This morning we left history and art and turned our attention to science instead, mainly to appease the ‘tween’ who has ‘no interest in paintings’.  At all.

Science museum then.

We decided to hop in a taxi to travel overground rather than underground in the metro… it was interesting to realise how big Paris actually is and how different it is when you move out of the historical centre.

The weather was bleak and drizzly and it really added to the brutalist architecture of ‘La Villette’, the area where the museum is.


The science museum itself is pretty big… but it could do with some attention.   It could be totally amazing and most of the exhibition were really interesting… but…


…but there were also a lot of ‘not in use’ signs and empty spaces and general ‘tiredness’ around the place.  Do you know what I mean?  It could also be because it’s hard to create a science museum that appeals to older children/teeneagers, I’m sure that if No 3 had been younger our experience would have been more positive.


After the museum I took myself onto the Metro and back into the centre of town.  I really wanted to see ‘Place des Volges’ and Victor Hugo’s house.  Needless to say I was on my own on that one!
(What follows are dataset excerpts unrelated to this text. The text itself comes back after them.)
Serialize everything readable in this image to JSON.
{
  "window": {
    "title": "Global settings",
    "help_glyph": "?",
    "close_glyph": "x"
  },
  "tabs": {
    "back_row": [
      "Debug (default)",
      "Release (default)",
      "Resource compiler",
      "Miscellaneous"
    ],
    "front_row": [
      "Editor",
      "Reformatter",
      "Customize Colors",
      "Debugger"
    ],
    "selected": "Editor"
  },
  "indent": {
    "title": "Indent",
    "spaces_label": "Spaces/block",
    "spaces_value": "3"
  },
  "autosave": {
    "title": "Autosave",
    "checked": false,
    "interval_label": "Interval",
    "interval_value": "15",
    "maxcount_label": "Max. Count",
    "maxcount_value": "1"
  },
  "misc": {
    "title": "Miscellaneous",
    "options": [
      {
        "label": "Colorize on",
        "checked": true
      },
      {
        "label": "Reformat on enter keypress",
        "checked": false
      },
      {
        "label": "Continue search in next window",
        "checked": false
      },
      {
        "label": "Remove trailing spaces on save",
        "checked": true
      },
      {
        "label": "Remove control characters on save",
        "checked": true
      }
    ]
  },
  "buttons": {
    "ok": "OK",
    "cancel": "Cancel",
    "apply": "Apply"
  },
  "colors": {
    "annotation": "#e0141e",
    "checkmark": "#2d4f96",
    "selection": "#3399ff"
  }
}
Place des Volges is stunning.


As French as kissing and baguettes… I wish I’d had the time to sit and people watch whilst reading something by Simone de Beauvior or perhaps a Victor Hugo’s novel as he lived at no 6 with his wife and children for quite a few years.



This is the view from Hugo’s apartment (yes it did rain a little yesterday and the lower temperature were very welcome)


Am I the only one who loves a manuscript? or a writers signature in his own handwriting?  Walking home the other day we passed this shop that in the window had signed letters from famous people.. James Joyce and Scott Fitzgerald to name just a couple… gave me a slight shiver.  Like seeing the individual brush stroke on a famous painting and how it brings the artist alive.


Apparently Victor died in this bed… (very very small bed by the way)


The place wasn’t exactly as it was when he lived here, but a lot of the furniture had been collected from his various other residences (he lived in exile on the island of Guernsey for years after the fall of Napoleon), and so you get a pretty good idea of the style and taste.  Minimalist he wasn’t.